3.8.5 De vijfde grond is dat de werkneemster al recht heeft op het maximale zwangerschaps- en bevallingsverlof, in plaats van het minimum.
Deze stelling van de ROC Zeeland komt erop neer dat wat met de ene hand is gegeven, het zwangerschaps- en bevallingsverlof, met de andere hand weer wordt teruggenomen in de vorm van beperking van het vakantieverlof. Reeds daarom kan dit geen rechtvaardiging opleveren.
3.8.6 De zesde grond is de stelling dat sprake is van positieve discriminatie van [geïntimeerde].
Deze stelling hangt nauw samen met de uitleg van de vakantieregeling door de ROC Zeeland. De rechtbank deelt die uitleg van de ROC Zeeland niet zoals uit het hier voorgaande blijkt. Zij verwerpt dan ook deze aangevoerde rechtvaardigingsgrond.
3.9 Het ROC Zeeland doet tot slot nog een beroep op de redelijkheid. Daarbij herhaalt het de argumenten die ook dienden ter rechtvaardiging van het ontbreken van de compensatiemogelijkheid. Op dezelfde gronden als hierboven wordt ook dit beroep verworpen.
3.10 Alleen de eerste grief slaagt, maar dat leidt niet tot vernietiging van tussen- en eindvonnis omdat de rechtbank het eindoordeel van de kantonrechter deelt en in het tussenvonnis geen eindoordeel over de toepasselijkheid van de regeling in het burgerlijk wetboek was gegeven.
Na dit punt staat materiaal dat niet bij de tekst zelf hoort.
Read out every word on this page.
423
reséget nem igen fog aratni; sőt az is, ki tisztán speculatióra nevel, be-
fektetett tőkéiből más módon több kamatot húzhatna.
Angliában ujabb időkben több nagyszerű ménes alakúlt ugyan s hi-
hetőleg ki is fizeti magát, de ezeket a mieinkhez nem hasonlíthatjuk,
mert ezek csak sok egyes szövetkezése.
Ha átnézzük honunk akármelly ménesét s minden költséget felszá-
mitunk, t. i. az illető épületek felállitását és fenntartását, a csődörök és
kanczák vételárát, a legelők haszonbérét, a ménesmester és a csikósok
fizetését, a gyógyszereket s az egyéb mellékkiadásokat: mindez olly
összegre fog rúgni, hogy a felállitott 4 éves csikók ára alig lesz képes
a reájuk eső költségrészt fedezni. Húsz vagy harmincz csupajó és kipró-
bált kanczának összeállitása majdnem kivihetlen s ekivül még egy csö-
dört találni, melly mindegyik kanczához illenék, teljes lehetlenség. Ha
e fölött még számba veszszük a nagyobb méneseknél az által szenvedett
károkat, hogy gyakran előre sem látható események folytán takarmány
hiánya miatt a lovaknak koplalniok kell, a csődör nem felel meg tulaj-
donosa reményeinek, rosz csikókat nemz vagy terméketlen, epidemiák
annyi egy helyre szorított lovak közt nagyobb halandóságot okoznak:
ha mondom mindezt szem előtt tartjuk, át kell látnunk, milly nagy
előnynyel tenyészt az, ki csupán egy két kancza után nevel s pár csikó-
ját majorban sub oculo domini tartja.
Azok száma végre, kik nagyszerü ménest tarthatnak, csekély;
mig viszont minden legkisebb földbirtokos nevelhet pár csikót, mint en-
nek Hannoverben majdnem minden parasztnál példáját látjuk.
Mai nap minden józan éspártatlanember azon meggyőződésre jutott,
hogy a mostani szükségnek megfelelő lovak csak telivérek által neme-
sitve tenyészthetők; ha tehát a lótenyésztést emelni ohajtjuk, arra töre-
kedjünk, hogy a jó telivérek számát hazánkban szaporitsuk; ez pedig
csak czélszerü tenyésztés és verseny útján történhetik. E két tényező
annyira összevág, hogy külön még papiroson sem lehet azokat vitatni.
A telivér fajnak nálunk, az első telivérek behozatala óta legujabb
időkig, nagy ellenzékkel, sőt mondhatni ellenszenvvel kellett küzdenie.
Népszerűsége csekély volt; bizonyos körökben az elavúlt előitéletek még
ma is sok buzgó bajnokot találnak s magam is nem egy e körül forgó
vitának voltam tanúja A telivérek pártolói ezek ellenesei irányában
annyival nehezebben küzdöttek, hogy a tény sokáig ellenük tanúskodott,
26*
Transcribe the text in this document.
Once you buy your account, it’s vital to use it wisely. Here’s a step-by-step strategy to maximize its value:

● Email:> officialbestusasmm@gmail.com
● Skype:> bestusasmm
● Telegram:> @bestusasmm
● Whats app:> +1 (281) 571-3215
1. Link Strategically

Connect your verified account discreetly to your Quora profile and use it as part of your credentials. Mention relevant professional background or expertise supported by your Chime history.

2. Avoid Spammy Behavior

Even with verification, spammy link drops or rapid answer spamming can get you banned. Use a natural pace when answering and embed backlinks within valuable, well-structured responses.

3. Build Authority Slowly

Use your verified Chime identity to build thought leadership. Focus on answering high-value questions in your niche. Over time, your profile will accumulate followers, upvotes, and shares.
De overige grieven worden verworpen.
Het ROC Zeeland wordt veroordeeld in de kosten van de procedure in hoger beroep.
4. De beslissing in hoger beroep
De rechtbank:
bekrachtigt de vonnissen van de kantonrechter tussen partijen op 6 september 1999 en 10 januari 2000 gewezen;
veroordeelt ROC Zeeland in de kosten van het hoger beroep aan de zijde van [geïntimeerde] gevallen zijnde voor verschotten f.400,-- en voor procureurssalaris f.860,--
Dit vonnis is gewezen door mrs. H.A. Witsiers, E.K. van der Lende - Mulder Smit en E.P. Jansen en uitgesproken ter openbare terechtzitting van 4 april 2001 in tegenwoordigheid van de griffier.